Answer:
The container should be made of lead and the liquid should be water.
Step-by-step explanation:
Since the volume of the container of liquid after expansion is V = V₀(1 + βΔθ) where V = initial volume, β = coefficient of volume expansion, Δθ = temperature change.
So, the volume change V₂ - V₁ where V₁ = volume of liquid and V₂ = volume of container
For steel, V₂ = V₀(1 + β₂Δθ) and V₁ = V₀(1 + β₁Δθ)

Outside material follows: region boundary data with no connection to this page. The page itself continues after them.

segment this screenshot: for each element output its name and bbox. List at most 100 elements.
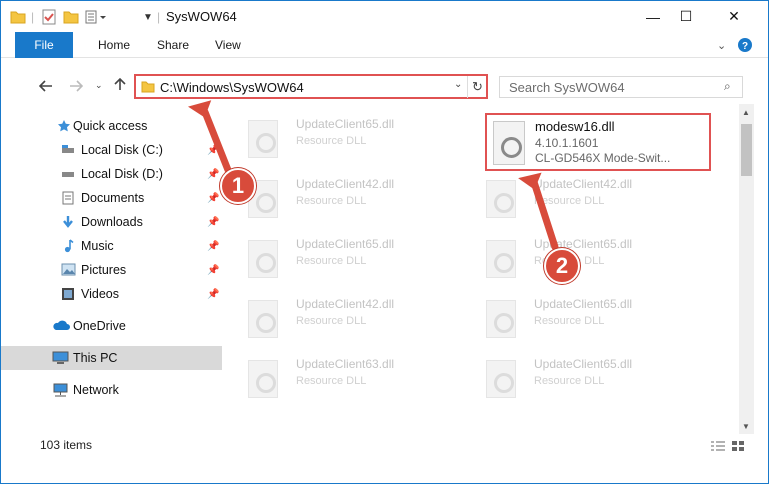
- close-button[interactable]: ✕: [711, 1, 757, 32]
- file-description: Resource DLL: [534, 375, 605, 387]
- list-item[interactable]: UpdateClient65.dll Resource DLL: [466, 292, 696, 342]
- dll-file-icon: [486, 360, 516, 398]
- list-item[interactable]: UpdateClient63.dll Resource DLL: [228, 352, 458, 402]
- file-name: UpdateClient42.dll: [534, 177, 633, 191]
- sidebar-item-label: Downloads: [81, 215, 143, 229]
- item-count: 103 items: [40, 438, 93, 452]
- scrollbar-thumb[interactable]: [741, 124, 752, 176]
- ribbon-tabs: File Home Share View ⌄ ?: [1, 32, 768, 58]
- dll-file-icon: [486, 180, 516, 218]
- customize-icon[interactable]: [85, 8, 107, 26]
- search-icon[interactable]: ⌕: [724, 79, 731, 94]
- file-name: UpdateClient65.dll: [534, 357, 633, 371]
- pin-icon[interactable]: 📌: [207, 289, 219, 300]
- scroll-down-icon[interactable]: ▼: [742, 422, 750, 431]
- maximize-button[interactable]: ☐: [663, 1, 709, 32]
- expand-ribbon-icon[interactable]: ⌄: [717, 32, 726, 58]
- file-description: CL-GD546X Mode-Swit...: [535, 151, 671, 165]
- file-name: UpdateClient65.dll: [296, 237, 395, 251]
- dll-file-icon: [248, 240, 278, 278]
- sidebar-item-label: This PC: [73, 351, 118, 365]
- pin-icon[interactable]: 📌: [207, 217, 219, 228]
- sidebar-item-network[interactable]: Network: [1, 378, 222, 402]
- tab-share[interactable]: Share: [157, 32, 189, 58]
- network-icon: [52, 383, 68, 397]
- tab-home[interactable]: Home: [98, 32, 130, 58]
- dll-file-icon: [486, 240, 516, 278]
- details-view-icon[interactable]: [710, 440, 726, 454]
- search-input[interactable]: Search SysWOW64: [509, 80, 625, 95]
- sidebar-item-local-disk-d[interactable]: Local Disk (D:) 📌: [1, 162, 222, 186]
- annotation-badge-1: 1: [220, 168, 256, 204]
- documents-icon: [61, 191, 77, 205]
- sidebar-item-local-disk-c[interactable]: Local Disk (C:) 📌: [1, 138, 222, 162]
- sidebar-item-videos[interactable]: Videos 📌: [1, 282, 222, 306]
- list-item[interactable]: UpdateClient65.dll Resource DLL: [228, 112, 458, 162]
- file-name: modesw16.dll: [535, 119, 615, 134]
- properties-icon[interactable]: [41, 8, 57, 26]
- annotation-badge-2: 2: [544, 248, 580, 284]
- list-item[interactable]: UpdateClient65.dll Resource DLL: [228, 232, 458, 282]
- pin-icon[interactable]: 📌: [207, 145, 219, 156]
- cloud-icon: [52, 319, 70, 333]
- tab-file[interactable]: File: [15, 32, 73, 58]
- sidebar-item-label: Music: [81, 239, 114, 253]
- list-item[interactable]: UpdateClient65.dll Resource DLL: [466, 352, 696, 402]
- videos-icon: [61, 287, 77, 301]
- help-icon[interactable]: ?: [738, 32, 752, 58]
- pin-icon[interactable]: 📌: [207, 241, 219, 252]
- file-name: UpdateClient42.dll: [296, 177, 395, 191]
- folder-icon: [141, 80, 155, 98]
- back-arrow-icon[interactable]: [38, 79, 53, 97]
- sidebar-item-onedrive[interactable]: OneDrive: [1, 314, 222, 338]
- file-description: Resource DLL: [534, 315, 605, 327]
- file-description: Resource DLL: [296, 375, 367, 387]
- file-description: Resource DLL: [534, 195, 605, 207]
- window-title: SysWOW64: [166, 9, 237, 24]
- list-item[interactable]: UpdateClient42.dll Resource DLL: [228, 172, 458, 222]
- pin-icon[interactable]: 📌: [207, 193, 219, 204]
- list-item[interactable]: UpdateClient65.dll Resource DLL: [466, 232, 696, 282]
- sidebar-item-label: Local Disk (D:): [81, 167, 163, 181]
- large-icons-view-icon[interactable]: [731, 440, 747, 454]
- address-bar[interactable]: C:\Windows\SysWOW64 ⌄: [134, 74, 488, 99]
- recent-locations-icon[interactable]: ⌄: [95, 80, 103, 91]
- file-description: Resource DLL: [296, 195, 367, 207]
- list-item[interactable]: UpdateClient42.dll Resource DLL: [466, 172, 696, 222]
- file-version: 4.10.1.1601: [535, 136, 599, 150]
- quick-access-dropdown-icon[interactable]: ▼: [143, 8, 153, 26]
- vertical-scrollbar[interactable]: ▲ ▼: [739, 104, 754, 434]
- list-item[interactable]: UpdateClient42.dll Resource DLL: [228, 292, 458, 342]
- pictures-icon: [61, 263, 77, 277]
- status-bar: 103 items: [1, 434, 768, 460]
- svg-text:?: ?: [742, 41, 748, 52]
- drive-icon: [61, 167, 77, 181]
- sidebar-item-quick-access[interactable]: Quick access: [1, 114, 222, 138]
- file-description: Resource DLL: [296, 255, 367, 267]
- sidebar-item-pictures[interactable]: Pictures 📌: [1, 258, 222, 282]
- sidebar-item-music[interactable]: Music 📌: [1, 234, 222, 258]
- sidebar-item-downloads[interactable]: Downloads 📌: [1, 210, 222, 234]
- address-dropdown-icon[interactable]: ⌄: [454, 79, 462, 90]
- new-folder-icon[interactable]: [63, 8, 79, 26]
- search-box[interactable]: Search SysWOW64 ⌕: [499, 76, 743, 98]
- up-arrow-icon[interactable]: [114, 77, 126, 96]
- separator: |: [31, 10, 35, 24]
- forward-arrow-icon[interactable]: [69, 79, 84, 97]
- highlighted-file-modesw16[interactable]: modesw16.dll 4.10.1.1601 CL-GD546X Mode-…: [485, 113, 711, 171]
- pin-icon[interactable]: 📌: [207, 265, 219, 276]
- sidebar-item-documents[interactable]: Documents 📌: [1, 186, 222, 210]
- refresh-icon[interactable]: ↻: [467, 76, 487, 98]
- tab-view[interactable]: View: [215, 32, 241, 58]
- computer-icon: [52, 351, 69, 365]
- pin-icon[interactable]: 📌: [207, 169, 219, 180]
- scroll-up-icon[interactable]: ▲: [742, 108, 750, 117]
- file-name: UpdateClient65.dll: [534, 237, 633, 251]
- file-name: UpdateClient65.dll: [534, 297, 633, 311]
- file-name: UpdateClient65.dll: [296, 117, 395, 131]
- sidebar-item-this-pc[interactable]: This PC: [1, 346, 222, 370]
- address-path[interactable]: C:\Windows\SysWOW64: [160, 80, 304, 95]
- sidebar-item-label: Videos: [81, 287, 119, 301]
- navigation-pane: Quick access Local Disk (C:) 📌 Local Dis…: [1, 104, 222, 434]
- music-icon: [61, 239, 77, 253]
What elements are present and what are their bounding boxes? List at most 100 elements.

So, ΔV = V₀(1 + β₂Δθ) - V₀(1 + β₁Δθ) = V₀[1 + β₂Δθ - 1 - β₁Δθ] = V₀[β₂Δθ - β₁Δθ]
Since we want a minimum value for ΔV and V₀ and Δθ are the same, we need ΔV/V₀Δθ = β₂ - β₁ to be a minimum
where β₂ = coefficient of volume expansion of liquid and β₁ = coefficient of volume expansion of container.
So, trying each combination, with β₂ = 207 × 10⁻⁶ (C°)⁻¹] and β₁ = 36 × 10⁻⁶ (C°)⁻¹
β₂ - β₁ = 207 × 10⁻⁶ (C°)⁻¹ - 36 × 10⁻⁶ (C°)⁻¹ = 171 × 10⁻⁶ (C°)⁻¹
With β₂ = 207 × 10⁻⁶ (C°)⁻¹] and β₁ = 87 × 10⁻⁶ (C°)⁻¹
β₂ - β₁ = 207 × 10⁻⁶ (C°)⁻¹ - 87 × 10⁻⁶ (C°)⁻¹ = 120 × 10⁻⁶ (C°)⁻¹
With β₂ = 1120 × 10⁻⁶ (C°)⁻¹] and β₁ = 36 × 10⁻⁶ (C°)⁻¹
β₂ - β₁ = 1120 × 10⁻⁶ (C°)⁻¹ - 36 × 10⁻⁶ (C°)⁻¹ = 1084 × 10⁻⁶ (C°)⁻¹
With β₂ = 1120 × 10⁻⁶ (C°)⁻¹] and β₁ = 87 × 10⁻⁶ (C°)⁻¹
β₂ - β₁ = 207 × 10⁻⁶ (C°)⁻¹ - 87 × 10⁻⁶ (C°)⁻¹ = 1033 × 10⁻⁶ (C°)⁻¹
The combination that gives the lowest value for β₂ - β₁ is β₂ = 207 × 10⁻⁶ (C°)⁻¹] and β₁ = 87 × 10⁻⁶ (C°)⁻¹
Since β₁ = 87 × 10⁻⁶ (C°)⁻¹ = coefficient of expansion for lead β₂ = 207 × 10⁻⁶ (C°)⁻¹] = coefficient of expansion for water, the container should be made of lead and the liquid should be water.